In the 2022 to 2024 period, OTB listed about 1.8 million products from its luxury brands on the Aura Blockchain Consortium’s platform to ensure traceability and authenticity. OTB joined the consortium in 2021 alongside Prada Group and Compagnie Financière Richemont, two years after LVMH Moët Hennessy Louis Vuitton established it in 2019.
Diesel products are not on the Aura platform but come equipped with a QR code for similar purposes.
Committed to preserving the value chain, especially in Italy where 72 percent of the group’s suppliers are based, OTB continues to support the country’s small- and medium-sized enterprises through its C.A.S.H. program aimed at facilitating their access to bank loans and credits. The group claimed it has dispensed about 600 million euros since 2013 when the initiative was launched.
Social Responsibility
The Italian group employs 6,791 people globally and revealed it has been acknowledged for its gender equity achievements for the second year in a row. In 2024, women in leadership positions accounted for 54.7 percent of the workforce.
This is one of many social responsibility targets part of the group’s sustainability strategy.
Last year OTB trained its workforce for 53,000 hours and continued to educate and train the new generation of Made in Italy professionals through its “Scuola dei Mestieri” project operated by Staff International.
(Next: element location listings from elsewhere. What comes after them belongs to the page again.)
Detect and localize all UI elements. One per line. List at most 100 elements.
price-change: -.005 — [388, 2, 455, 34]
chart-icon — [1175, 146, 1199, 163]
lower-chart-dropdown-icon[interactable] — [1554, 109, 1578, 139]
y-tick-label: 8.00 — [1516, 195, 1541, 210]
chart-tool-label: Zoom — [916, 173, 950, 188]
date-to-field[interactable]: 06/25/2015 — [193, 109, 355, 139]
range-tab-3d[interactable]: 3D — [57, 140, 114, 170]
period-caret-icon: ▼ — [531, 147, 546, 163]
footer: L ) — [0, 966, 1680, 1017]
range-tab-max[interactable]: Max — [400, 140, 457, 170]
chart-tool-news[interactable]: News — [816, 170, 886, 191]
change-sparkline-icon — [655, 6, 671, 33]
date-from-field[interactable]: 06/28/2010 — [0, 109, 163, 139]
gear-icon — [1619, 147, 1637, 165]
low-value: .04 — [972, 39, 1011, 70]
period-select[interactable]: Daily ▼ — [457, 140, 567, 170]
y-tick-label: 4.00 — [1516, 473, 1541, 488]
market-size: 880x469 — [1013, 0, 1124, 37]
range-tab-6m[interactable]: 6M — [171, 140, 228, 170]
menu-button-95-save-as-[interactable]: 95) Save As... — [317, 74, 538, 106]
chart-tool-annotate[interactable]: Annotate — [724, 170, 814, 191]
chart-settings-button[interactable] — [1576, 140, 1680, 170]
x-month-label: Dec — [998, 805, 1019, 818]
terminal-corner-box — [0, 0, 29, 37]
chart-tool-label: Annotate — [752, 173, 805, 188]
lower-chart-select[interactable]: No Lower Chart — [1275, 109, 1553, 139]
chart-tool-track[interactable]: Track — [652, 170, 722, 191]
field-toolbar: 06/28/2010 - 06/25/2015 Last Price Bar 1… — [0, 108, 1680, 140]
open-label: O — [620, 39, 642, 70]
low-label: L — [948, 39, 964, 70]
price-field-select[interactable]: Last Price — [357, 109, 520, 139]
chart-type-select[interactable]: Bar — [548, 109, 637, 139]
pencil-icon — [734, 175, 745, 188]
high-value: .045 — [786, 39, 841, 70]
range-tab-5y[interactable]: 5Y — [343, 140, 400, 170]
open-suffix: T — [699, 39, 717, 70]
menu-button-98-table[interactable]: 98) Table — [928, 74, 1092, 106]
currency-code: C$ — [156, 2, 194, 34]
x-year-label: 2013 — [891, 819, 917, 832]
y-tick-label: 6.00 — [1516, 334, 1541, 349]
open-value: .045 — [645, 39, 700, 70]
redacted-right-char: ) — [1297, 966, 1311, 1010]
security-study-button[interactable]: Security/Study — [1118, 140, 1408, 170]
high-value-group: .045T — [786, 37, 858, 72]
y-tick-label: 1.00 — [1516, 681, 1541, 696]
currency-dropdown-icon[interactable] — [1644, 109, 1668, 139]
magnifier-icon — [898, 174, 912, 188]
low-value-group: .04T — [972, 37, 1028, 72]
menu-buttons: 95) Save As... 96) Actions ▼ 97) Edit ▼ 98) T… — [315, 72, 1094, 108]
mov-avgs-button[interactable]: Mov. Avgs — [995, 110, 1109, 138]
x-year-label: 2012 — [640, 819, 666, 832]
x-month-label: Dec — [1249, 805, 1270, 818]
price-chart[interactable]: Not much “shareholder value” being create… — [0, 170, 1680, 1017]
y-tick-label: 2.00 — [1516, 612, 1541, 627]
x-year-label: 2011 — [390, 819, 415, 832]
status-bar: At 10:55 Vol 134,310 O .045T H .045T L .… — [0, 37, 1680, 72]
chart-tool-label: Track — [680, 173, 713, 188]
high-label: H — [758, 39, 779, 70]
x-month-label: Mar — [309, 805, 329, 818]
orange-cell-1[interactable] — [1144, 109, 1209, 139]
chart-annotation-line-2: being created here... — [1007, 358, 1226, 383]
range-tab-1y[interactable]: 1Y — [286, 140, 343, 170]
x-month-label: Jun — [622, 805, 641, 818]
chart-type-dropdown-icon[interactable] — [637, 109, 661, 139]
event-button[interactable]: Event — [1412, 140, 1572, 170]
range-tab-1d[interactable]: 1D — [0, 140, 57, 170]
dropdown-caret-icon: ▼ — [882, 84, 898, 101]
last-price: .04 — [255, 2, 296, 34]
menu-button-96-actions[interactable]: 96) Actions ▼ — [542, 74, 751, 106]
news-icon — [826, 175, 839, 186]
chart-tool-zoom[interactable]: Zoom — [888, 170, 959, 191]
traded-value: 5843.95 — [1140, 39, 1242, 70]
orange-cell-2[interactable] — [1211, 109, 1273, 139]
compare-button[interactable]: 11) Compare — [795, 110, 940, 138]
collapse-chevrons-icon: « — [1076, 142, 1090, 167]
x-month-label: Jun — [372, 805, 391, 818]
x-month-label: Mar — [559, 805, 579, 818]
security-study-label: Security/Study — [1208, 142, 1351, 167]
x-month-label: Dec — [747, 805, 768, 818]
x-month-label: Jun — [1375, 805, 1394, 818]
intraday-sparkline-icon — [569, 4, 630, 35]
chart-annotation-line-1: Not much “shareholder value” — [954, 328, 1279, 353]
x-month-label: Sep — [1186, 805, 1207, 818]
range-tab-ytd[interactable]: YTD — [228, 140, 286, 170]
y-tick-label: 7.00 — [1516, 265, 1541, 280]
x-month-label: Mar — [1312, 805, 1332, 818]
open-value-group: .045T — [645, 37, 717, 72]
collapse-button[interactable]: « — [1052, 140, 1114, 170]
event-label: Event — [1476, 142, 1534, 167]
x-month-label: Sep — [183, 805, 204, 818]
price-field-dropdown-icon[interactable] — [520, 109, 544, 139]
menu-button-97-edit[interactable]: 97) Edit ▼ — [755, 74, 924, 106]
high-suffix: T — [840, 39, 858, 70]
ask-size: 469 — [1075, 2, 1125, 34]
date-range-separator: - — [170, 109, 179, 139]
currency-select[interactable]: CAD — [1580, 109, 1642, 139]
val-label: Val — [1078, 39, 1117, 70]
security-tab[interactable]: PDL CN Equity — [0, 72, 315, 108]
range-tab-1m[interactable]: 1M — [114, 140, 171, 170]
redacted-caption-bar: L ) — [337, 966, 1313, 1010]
The company said 85 percent of students were hired within the group and its brands.
A pillar of its people strategy, the OTB Foundation continued to promote charity initiatives within and outside the group in 2024 tackling female empowerment, support for underprivileged children and youth, as well as first aid projects and programs fostering integration.
“The OTB Foundation is a separate business unit within the group [governance] which ensures it can engage with the group itself and all its brands,” said Arianna Alessi, Renzo Rosso’s wife and vice president of the foundation. “We believe that profit and nonprofit should go hand in hand and we’re committed to continue along this path.”
OTB earmarks a percentage of its earnings before interest and taxes, or EBIT, to the foundation yearly, Alessi said, without disclosing the exact figure. She noted that 65 percent of the foundation’s funds come from OTB.